Dezan menatap Denaz.

"Gapapa! Kan ada aku! Aku nanti bantu kamu! Kita kerja sama sama ya" ujar Denaz.

"Ayah siap kok bantuin kalian. Jangan sungkan ya buat minta tolong. Ayah juga bakal ajarin kalian biar kalian tau dasar dasarnya perusahaan, terus kalian harus ngapain aja, harus apa aja, pokoknya ayah bakal ajarin sampe kalian paham dan bisa." Ujar ayah Rheyan meyakinkan putra dan putrinya itu.

"Mami kalo ada apa apa kabarin Dezan ya!" Ujar Dezan seraya menatap sang mami. Wanita itu mengangguk "Yaudah kalo gitu mami pamit ya takutnya telat nanti dokternya keburu ga beroperasi lagi."

Dezan mengagguk. Stella berpamitan dengan semuanya. Lalu wanita itu pergi dari kawasan rumah sang putra dengan mobil hitam yang di kendarai oleh supir pribadinya.
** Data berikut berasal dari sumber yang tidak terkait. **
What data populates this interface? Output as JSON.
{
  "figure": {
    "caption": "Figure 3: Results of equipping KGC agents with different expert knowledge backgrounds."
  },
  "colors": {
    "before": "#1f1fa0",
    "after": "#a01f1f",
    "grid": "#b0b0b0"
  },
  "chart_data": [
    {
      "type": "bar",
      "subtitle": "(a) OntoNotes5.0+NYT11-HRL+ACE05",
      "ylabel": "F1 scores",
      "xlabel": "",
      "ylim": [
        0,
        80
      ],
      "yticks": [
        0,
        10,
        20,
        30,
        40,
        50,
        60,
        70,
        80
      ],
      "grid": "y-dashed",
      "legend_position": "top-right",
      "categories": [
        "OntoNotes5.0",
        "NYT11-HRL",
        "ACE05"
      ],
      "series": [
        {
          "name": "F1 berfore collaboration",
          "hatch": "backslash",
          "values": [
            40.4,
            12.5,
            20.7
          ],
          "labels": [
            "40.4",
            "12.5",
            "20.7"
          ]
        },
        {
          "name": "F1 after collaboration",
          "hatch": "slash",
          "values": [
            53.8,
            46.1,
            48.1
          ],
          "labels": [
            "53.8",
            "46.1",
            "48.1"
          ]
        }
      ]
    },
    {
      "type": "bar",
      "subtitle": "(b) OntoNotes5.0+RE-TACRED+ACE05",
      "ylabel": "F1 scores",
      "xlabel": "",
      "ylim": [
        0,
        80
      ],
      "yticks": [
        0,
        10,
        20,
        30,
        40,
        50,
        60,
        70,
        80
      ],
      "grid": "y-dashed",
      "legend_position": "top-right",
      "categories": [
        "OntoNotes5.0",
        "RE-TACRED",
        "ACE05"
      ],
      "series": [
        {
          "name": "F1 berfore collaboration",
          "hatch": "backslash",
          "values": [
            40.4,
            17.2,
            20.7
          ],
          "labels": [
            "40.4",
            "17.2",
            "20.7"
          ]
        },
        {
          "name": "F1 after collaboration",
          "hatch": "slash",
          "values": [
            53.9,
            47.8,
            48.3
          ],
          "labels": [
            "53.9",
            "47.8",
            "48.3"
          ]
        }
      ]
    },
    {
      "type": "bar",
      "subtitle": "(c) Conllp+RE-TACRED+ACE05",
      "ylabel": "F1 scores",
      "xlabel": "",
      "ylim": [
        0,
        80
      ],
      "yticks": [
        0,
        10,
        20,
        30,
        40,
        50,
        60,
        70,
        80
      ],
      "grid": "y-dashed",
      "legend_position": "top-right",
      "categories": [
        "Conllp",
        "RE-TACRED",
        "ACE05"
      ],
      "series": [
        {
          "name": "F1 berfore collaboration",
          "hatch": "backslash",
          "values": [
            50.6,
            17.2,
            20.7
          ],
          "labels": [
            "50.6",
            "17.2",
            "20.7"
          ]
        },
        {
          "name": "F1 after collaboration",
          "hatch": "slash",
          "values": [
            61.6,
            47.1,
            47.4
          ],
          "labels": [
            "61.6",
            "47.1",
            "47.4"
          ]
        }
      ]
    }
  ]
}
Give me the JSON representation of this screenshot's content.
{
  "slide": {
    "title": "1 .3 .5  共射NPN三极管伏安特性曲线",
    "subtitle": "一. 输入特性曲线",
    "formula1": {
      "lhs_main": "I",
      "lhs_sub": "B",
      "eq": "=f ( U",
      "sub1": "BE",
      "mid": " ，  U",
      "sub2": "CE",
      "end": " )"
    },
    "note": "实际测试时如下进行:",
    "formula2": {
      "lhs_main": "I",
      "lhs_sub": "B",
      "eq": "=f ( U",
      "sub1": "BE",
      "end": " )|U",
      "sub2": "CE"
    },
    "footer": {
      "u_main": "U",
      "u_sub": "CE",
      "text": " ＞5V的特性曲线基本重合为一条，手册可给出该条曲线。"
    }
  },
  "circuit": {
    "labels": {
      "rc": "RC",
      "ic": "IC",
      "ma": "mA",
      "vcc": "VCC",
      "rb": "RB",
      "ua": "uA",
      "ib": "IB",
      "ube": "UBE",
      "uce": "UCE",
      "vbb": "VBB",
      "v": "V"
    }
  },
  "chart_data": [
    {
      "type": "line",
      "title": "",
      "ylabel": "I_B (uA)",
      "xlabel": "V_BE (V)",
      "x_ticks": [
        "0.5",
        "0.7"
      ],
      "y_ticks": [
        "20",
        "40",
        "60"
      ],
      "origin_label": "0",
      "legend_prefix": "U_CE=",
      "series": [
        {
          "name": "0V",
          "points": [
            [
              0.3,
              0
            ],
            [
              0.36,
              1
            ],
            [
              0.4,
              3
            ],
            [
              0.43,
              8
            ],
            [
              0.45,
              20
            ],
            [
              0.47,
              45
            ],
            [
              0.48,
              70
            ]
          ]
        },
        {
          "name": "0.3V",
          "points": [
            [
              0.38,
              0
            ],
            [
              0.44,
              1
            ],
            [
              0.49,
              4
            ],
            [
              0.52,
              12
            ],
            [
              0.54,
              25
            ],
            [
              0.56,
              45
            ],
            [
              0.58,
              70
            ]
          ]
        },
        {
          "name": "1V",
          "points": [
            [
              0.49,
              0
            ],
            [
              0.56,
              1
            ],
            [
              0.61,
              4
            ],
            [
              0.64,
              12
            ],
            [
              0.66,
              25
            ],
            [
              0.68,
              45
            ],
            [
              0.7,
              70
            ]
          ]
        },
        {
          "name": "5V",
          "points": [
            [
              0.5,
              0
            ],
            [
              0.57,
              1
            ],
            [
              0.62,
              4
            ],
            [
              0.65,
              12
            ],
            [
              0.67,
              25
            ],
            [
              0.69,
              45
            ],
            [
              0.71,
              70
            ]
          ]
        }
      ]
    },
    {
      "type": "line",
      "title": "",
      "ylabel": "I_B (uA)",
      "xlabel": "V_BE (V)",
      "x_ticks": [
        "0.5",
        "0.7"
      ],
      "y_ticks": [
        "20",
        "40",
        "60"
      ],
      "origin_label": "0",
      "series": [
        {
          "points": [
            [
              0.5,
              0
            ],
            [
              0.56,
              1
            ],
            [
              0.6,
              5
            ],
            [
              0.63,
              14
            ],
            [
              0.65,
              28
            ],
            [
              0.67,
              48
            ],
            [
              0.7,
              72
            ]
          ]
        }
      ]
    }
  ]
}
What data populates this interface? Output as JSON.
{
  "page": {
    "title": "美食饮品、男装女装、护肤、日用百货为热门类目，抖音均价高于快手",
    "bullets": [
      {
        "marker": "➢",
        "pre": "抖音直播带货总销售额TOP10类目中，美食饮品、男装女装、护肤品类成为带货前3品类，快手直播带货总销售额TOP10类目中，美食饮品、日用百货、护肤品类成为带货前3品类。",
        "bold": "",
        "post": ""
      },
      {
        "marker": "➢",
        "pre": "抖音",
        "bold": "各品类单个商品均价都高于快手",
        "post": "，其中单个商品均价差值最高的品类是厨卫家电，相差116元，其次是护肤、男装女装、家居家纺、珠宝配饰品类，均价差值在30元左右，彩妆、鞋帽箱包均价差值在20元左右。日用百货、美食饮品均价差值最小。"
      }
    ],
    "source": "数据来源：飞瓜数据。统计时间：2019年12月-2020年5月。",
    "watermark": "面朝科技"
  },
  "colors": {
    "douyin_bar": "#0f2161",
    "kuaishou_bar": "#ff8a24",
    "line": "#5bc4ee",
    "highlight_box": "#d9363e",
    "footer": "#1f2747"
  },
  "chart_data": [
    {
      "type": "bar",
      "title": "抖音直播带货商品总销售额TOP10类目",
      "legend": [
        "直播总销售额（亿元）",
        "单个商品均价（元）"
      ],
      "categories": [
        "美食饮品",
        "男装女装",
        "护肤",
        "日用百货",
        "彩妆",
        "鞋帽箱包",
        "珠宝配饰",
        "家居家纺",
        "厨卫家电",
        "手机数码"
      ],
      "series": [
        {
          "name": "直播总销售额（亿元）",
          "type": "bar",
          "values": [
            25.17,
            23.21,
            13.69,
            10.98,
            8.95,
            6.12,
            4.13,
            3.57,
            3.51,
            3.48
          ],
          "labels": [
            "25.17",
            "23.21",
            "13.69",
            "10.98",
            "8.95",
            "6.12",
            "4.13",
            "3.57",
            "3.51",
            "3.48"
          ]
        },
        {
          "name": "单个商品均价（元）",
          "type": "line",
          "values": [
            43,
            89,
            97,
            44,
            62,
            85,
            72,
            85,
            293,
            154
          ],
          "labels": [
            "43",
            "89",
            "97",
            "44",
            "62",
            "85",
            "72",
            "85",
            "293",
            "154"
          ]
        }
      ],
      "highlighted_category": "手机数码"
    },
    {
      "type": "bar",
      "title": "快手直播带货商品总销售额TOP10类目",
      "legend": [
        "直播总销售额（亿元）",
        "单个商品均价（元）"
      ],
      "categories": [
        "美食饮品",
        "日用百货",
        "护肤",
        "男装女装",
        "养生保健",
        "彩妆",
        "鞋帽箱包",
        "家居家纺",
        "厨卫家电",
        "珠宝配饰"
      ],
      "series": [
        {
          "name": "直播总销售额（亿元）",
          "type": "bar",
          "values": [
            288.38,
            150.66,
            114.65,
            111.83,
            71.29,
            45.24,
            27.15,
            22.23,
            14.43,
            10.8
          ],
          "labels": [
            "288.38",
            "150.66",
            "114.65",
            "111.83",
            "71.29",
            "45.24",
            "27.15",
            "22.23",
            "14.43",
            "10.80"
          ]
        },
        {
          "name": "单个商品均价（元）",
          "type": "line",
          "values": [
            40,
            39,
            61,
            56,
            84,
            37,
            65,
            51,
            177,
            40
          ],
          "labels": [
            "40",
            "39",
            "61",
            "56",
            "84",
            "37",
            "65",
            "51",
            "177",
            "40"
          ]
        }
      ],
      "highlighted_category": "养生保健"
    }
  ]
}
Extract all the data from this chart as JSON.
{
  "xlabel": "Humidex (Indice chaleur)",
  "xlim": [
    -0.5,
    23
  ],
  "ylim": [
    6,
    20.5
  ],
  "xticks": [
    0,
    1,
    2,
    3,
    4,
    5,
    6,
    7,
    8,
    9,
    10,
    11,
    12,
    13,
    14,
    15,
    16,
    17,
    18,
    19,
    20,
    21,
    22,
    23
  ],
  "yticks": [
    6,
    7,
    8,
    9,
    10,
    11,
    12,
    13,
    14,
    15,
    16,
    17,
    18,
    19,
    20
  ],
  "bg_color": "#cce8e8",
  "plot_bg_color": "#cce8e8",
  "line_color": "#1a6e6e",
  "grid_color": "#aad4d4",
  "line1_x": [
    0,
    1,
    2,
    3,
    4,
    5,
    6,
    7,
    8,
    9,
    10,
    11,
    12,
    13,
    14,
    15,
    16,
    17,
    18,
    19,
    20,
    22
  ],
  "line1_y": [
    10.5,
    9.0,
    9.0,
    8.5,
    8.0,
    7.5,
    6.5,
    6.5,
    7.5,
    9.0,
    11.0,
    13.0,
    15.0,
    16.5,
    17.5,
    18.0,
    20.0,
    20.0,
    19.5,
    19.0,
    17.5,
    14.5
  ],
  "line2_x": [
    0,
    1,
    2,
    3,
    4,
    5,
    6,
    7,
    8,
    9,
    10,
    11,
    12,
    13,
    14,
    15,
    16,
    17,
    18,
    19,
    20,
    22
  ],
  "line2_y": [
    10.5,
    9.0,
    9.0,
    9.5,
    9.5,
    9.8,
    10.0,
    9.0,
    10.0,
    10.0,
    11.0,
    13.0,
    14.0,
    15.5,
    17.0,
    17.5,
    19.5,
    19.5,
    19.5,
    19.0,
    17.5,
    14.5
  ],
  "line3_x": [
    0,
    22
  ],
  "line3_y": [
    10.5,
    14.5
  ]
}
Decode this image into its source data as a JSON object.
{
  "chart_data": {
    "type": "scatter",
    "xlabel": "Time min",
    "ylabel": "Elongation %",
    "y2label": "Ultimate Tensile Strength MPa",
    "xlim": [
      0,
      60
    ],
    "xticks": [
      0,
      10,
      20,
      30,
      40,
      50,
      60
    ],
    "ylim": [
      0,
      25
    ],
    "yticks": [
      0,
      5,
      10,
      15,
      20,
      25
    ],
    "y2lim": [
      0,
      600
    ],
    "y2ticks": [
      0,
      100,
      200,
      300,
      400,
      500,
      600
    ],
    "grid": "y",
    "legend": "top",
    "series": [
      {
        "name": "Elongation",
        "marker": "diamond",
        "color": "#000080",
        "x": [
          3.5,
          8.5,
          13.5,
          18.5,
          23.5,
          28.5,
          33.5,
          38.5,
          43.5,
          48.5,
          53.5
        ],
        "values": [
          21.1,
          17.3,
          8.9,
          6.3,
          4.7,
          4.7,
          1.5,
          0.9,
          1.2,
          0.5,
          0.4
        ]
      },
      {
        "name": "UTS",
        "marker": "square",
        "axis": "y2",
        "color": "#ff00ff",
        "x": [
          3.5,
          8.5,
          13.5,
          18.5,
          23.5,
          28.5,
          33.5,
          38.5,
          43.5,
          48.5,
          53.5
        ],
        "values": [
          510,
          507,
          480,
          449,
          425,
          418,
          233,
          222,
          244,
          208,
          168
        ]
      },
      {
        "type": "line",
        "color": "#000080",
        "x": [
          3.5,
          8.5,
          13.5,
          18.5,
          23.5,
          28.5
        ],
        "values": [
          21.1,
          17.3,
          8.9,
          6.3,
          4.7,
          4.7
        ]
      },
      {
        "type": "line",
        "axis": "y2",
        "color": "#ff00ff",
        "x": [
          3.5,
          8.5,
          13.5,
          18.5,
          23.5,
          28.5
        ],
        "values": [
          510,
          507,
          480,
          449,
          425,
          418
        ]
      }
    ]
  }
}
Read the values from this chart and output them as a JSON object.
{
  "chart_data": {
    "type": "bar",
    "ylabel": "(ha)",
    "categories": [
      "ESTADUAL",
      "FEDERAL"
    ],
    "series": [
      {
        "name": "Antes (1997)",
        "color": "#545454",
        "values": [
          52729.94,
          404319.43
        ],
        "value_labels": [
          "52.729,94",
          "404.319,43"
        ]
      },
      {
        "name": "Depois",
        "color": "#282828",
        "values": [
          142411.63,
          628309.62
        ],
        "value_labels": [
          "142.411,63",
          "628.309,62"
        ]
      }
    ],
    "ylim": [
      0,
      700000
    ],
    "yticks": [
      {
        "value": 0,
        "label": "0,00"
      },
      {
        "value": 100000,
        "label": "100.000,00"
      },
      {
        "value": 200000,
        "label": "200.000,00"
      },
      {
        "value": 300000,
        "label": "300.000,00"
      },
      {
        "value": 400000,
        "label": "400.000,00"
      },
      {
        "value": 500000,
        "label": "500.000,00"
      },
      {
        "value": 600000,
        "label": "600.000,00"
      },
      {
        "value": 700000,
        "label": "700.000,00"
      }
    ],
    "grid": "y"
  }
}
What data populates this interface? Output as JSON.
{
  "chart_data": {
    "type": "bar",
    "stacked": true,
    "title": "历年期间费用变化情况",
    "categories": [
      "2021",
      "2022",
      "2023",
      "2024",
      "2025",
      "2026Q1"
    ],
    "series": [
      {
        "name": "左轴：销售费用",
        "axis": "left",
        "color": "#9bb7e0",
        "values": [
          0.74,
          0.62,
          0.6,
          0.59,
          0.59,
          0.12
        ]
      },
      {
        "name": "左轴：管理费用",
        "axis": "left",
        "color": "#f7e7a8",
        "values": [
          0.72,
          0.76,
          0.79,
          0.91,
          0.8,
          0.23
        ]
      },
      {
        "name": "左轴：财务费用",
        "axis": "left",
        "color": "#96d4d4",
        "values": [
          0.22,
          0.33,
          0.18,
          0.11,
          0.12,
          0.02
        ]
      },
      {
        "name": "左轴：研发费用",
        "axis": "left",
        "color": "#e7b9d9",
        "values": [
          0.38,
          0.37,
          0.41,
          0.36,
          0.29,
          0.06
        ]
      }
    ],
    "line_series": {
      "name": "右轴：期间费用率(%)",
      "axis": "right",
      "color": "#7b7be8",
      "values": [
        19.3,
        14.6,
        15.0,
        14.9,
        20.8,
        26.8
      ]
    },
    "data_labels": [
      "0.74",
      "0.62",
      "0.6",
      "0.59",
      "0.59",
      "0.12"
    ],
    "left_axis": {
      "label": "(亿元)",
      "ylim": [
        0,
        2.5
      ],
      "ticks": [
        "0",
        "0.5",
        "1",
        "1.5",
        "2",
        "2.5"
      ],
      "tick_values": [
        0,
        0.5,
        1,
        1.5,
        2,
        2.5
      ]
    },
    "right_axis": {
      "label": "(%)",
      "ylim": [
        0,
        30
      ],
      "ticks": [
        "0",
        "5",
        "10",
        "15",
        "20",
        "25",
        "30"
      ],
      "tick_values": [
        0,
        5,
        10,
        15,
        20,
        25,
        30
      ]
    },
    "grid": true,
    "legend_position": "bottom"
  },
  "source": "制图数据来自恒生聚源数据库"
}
Dezan menyandarkan kepalanya di bahu Denaz. Denaz pun mengusap kepala sang suami "Tenang aja! Banyak kok yang bakalan bantu kamu."

"Pasti pusing harus ulang lagi dari awal" ujar Dezan terdengar putus asa.

"Kata siapa?" Tanya ayah Rheyan dengan nada sedikit mengejek "Percaya sama ayah, perusahaan ini bakal jaya kalo di pegang sama kamu! Liat aja!"

🐣🐣🐣

Dua hari berlalu dan kini keadaan dunia per-bisnis an tidak baik baik saja. Munculnya berita Orlando Diandra yang melakukan kekerasan pada sang putra membuat semua pembisnis yang bekerjasama dengan perusahaan Orl'corp membatalkan kontraknya.

Dezan yang tidak tahu apa apa tentang perusahaan itu panik. Namun sekarang, Rheyan mencoba membuat Dezan tidak memikirkan hal itu.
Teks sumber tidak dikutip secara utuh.